Pedro Sanchez on the radio. | Borja Puig de la Bellacasa

Spain's caretaker prime minister, Pedro Sanchez, called an end on Monday to power-sharing talks with the only major political party offering to govern with him, magnifying the risk that Spaniards will be asked to vote again in the autumn.

A repeat election would be the fourth in as many years, a scenario unprecedented in Spain's young democracy and one that has led some experts to declare the political system broken, unable to resolve big problems like budget reform and Catalonia.
Three months after his Socialists won the biggest share of votes in April's general election, Sanchez said talks with left-wing party Podemos were over, accusing its leader Pablo Iglesias of acting in bad faith.

"Mr Iglesias completely closed the door to any type of negotiation, in a unilateral rupture of the talks," Sanchez told SER radio station, adding he thought the two parties' policy differences were anyway too large to accommodate a coalition.

Sanchez does not want to enter into a full power-sharing coalition with Iglesias, offering to accept Podemos-nominated technocrats in his cabinet rather than Podemos' own lawmakers -- a proposal Iglesias last week described as «idiotic».

A top Podemos official denied on Monday that the talks were dead, however, and said he was confident Sanchez would come around and ultimately agree to a coalition.

"We were surprised to hear that the prime minister said that negotiations had collapsed. For our part, this is not the case," Pablo Echenique told laSexta TV.
Sanchez, whose Socialists are 53 seats short of an outright majority in parliament, has until July 25 to put together enough support to survive a parliamentary confidence vote. If he fails, the constitution allows for two more months of talks.
Failing that, repeat elections would be held in November.

November election?
Senior party officials from across the political spectrum say it is difficult to gauge how much of the stalemate is bluff and that a compromise, seemingly unlikely, could yet be found as public pressure builds on parties to avoid an election re-run.

But Spain's 42-year-old democracy has no history of coalition governments and is accustomed to a winner-takes-all approach born out of a two-party system which only began to fracture after the global financial crisis a decade ago.

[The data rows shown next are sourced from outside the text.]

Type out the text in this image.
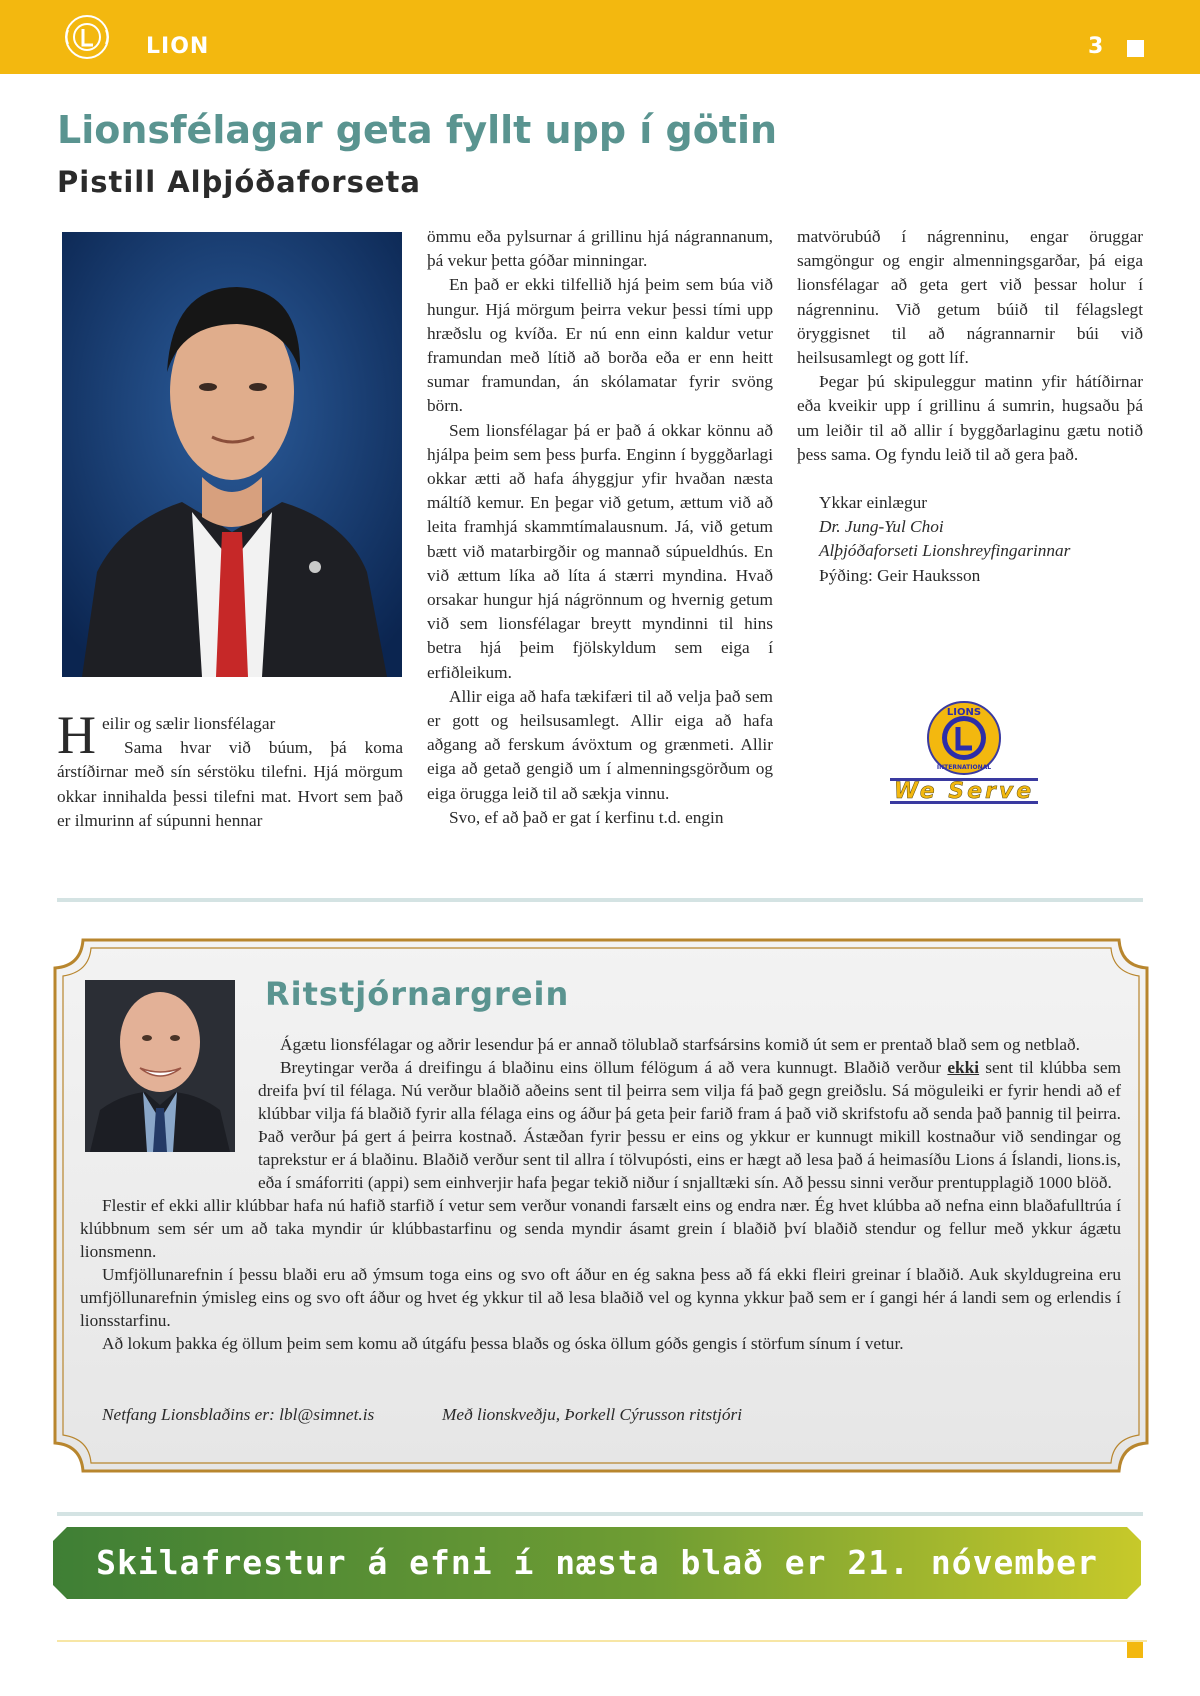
LION	3
Lionsfélagar geta fyllt upp í götin
Pistill Alþjóðaforseta

Heilir og sælir lionsfélagar
Sama hvar við búum, þá koma árstíðirnar með sín sérstöku tilefni. Hjá mörgum okkar innihalda þessi tilefni mat. Hvort sem það er ilmurinn af súpunni hennar

ömmu eða pylsurnar á grillinu hjá nágrannanum, þá vekur þetta góðar minningar.

En það er ekki tilfellið hjá þeim sem búa við hungur. Hjá mörgum þeirra vekur þessi tími upp hræðslu og kvíða. Er nú enn einn kaldur vetur framundan með lítið að borða eða er enn heitt sumar framundan, án skólamatar fyrir svöng börn.

Sem lionsfélagar þá er það á okkar könnu að hjálpa þeim sem þess þurfa. Enginn í byggðarlagi okkar ætti að hafa áhyggjur yfir hvaðan næsta máltíð kemur. En þegar við getum, ættum við að leita framhjá skammtímalausnum. Já, við getum bætt við matarbirgðir og mannað súpueldhús. En við ættum líka að líta á stærri myndina. Hvað orsakar hungur hjá nágrönnum og hvernig getum við sem lionsfélagar breytt myndinni til hins betra hjá þeim fjölskyldum sem eiga í erfiðleikum.

Allir eiga að hafa tækifæri til að velja það sem er gott og heilsusamlegt. Allir eiga að hafa aðgang að ferskum ávöxtum og grænmeti. Allir eiga að getað gengið um í almenningsgörðum og eiga örugga leið til að sækja vinnu.

Svo, ef að það er gat í kerfinu t.d. engin

matvörubúð í nágrenninu, engar öruggar samgöngur og engir almenningsgarðar, þá eiga lionsfélagar að geta gert við þessar holur í nágrenninu. Við getum búið til félagslegt öryggisnet til að nágrannarnir búi við heilsusamlegt og gott líf.

Þegar þú skipuleggur matinn yfir hátíðirnar eða kveikir upp í grillinu á sumrin, hugsaðu þá um leiðir til að allir í byggðarlaginu gætu notið þess sama. Og fyndu leið til að gera það.

Ykkar einlægur

Dr. Jung-Yul Choi

Alþjóðaforseti Lionshreyfingarinnar

Þýðing: Geir Hauksson

LIONS
INTERNATIONAL
We Serve
Ritstjórnargrein

Ágætu lionsfélagar og aðrir lesendur þá er annað tölublað starfsársins komið út sem er prentað blað sem og netblað.

Breytingar verða á dreifingu á blaðinu eins öllum félögum á að vera kunnugt. Blaðið verður ekki sent til klúbba sem dreifa því til félaga. Nú verður blaðið aðeins sent til þeirra sem vilja fá það gegn greiðslu. Sá möguleiki er fyrir hendi að ef klúbbar vilja fá blaðið fyrir alla félaga eins og áður þá geta þeir farið fram á það við skrifstofu að senda það þannig til þeirra. Það verður þá gert á þeirra kostnað. Ástæðan fyrir þessu er eins og ykkur er kunnugt mikill kostnaður við sendingar og taprekstur er á blaðinu. Blaðið verður sent til allra í tölvupósti, eins er hægt að lesa það á heimasíðu Lions á Íslandi, lions.is, eða í smáforriti (appi) sem einhverjir hafa þegar tekið niður í snjalltæki sín. Að þessu sinni verður prentupplagið 1000 blöð.

Flestir ef ekki allir klúbbar hafa nú hafið starfið í vetur sem verður vonandi farsælt eins og endra nær. Ég hvet klúbba að nefna einn blaðafulltrúa í klúbbnum sem sér um að taka myndir úr klúbbastarfinu og senda myndir ásamt grein í blaðið því blaðið stendur og fellur með ykkur ágætu lionsmenn.

Umfjöllunarefnin í þessu blaði eru að ýmsum toga eins og svo oft áður en ég sakna þess að fá ekki fleiri greinar í blaðið. Auk skyldugreina eru umfjöllunarefnin ýmisleg eins og svo oft áður og hvet ég ykkur til að lesa blaðið vel og kynna ykkur það sem er í gangi hér á landi sem og erlendis í lionsstarfinu.

Að lokum þakka ég öllum þeim sem komu að útgáfu þessa blaðs og óska öllum góðs gengis í störfum sínum í vetur.

Netfang Lionsblaðins er: lbl@simnet.is	Með lionskveðju, Þorkell Cýrusson ritstjóri
Skilafrestur á efni í næsta blað er 21. nóvember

That inability to compromise led to a repeat election in June 2016, six months after voters delivered no outright winner and total stalemate. The re-run, also inconclusive, led to a minority conservative government which fell in parliament two years later to a censure vote, replaced by Sanchez's Socialists.

"Rather than have an unstable government for one year, we'd better call elections now in November," said a senior Socialist party official.

Spain now boasts five significant parties, ranging from Podemos on the far left through to Vox on the nationalist right.

Sanchez has said his preferred option is to govern in minority, but he would need another big party to abstain on issues key to survival, such as budgets.
Iglesias wants a share of power, demanding he become Sanchez's deputy in order to support him.

Sanchez is also looking at other options.

Last week, a group of Socialist lawmakers sent a letter, seen by Reuters, to the parliament's second-largest party, the conservative People's Party (PP), inviting it to abstain in order to allow Sanchez to rule with a minority administration.

But the PP rejected this. "We will not allow Sanchez to become prime minister, either actively or passively," PP general secretary Teodoro Garcia Egea told a news conference on Monday.

In theory, Sanchez could also turn to right-wing Ciudadanos but relations there are chilly.
The leader of Ciudadanos, Albert Rivera, who considers the Socialists too weak in their opposition to Catalan independence, has refused to even sit with Sanchez.

Economists say years of political gridlock and repeat elections have prevented Spain from going ahead quickly with important reforms and has stymied the budget process.
There have been no fiscal reforms since 2015, when then-prime minister Mariano Rajoy's majority PP government framed the 2016 budget. After that, budgets were rolled over or approved late for just half a year.

Spain's economy has grown briskly nevertheless, but experts say it could lose momentum without structural reforms such as debt reduction and changes to the labour market and education.

"We are concerned about this five-year stalemate on structural reforms," said Alicia Coronil, chief economist at Circulo de Empresarios, a Spanish business lobby.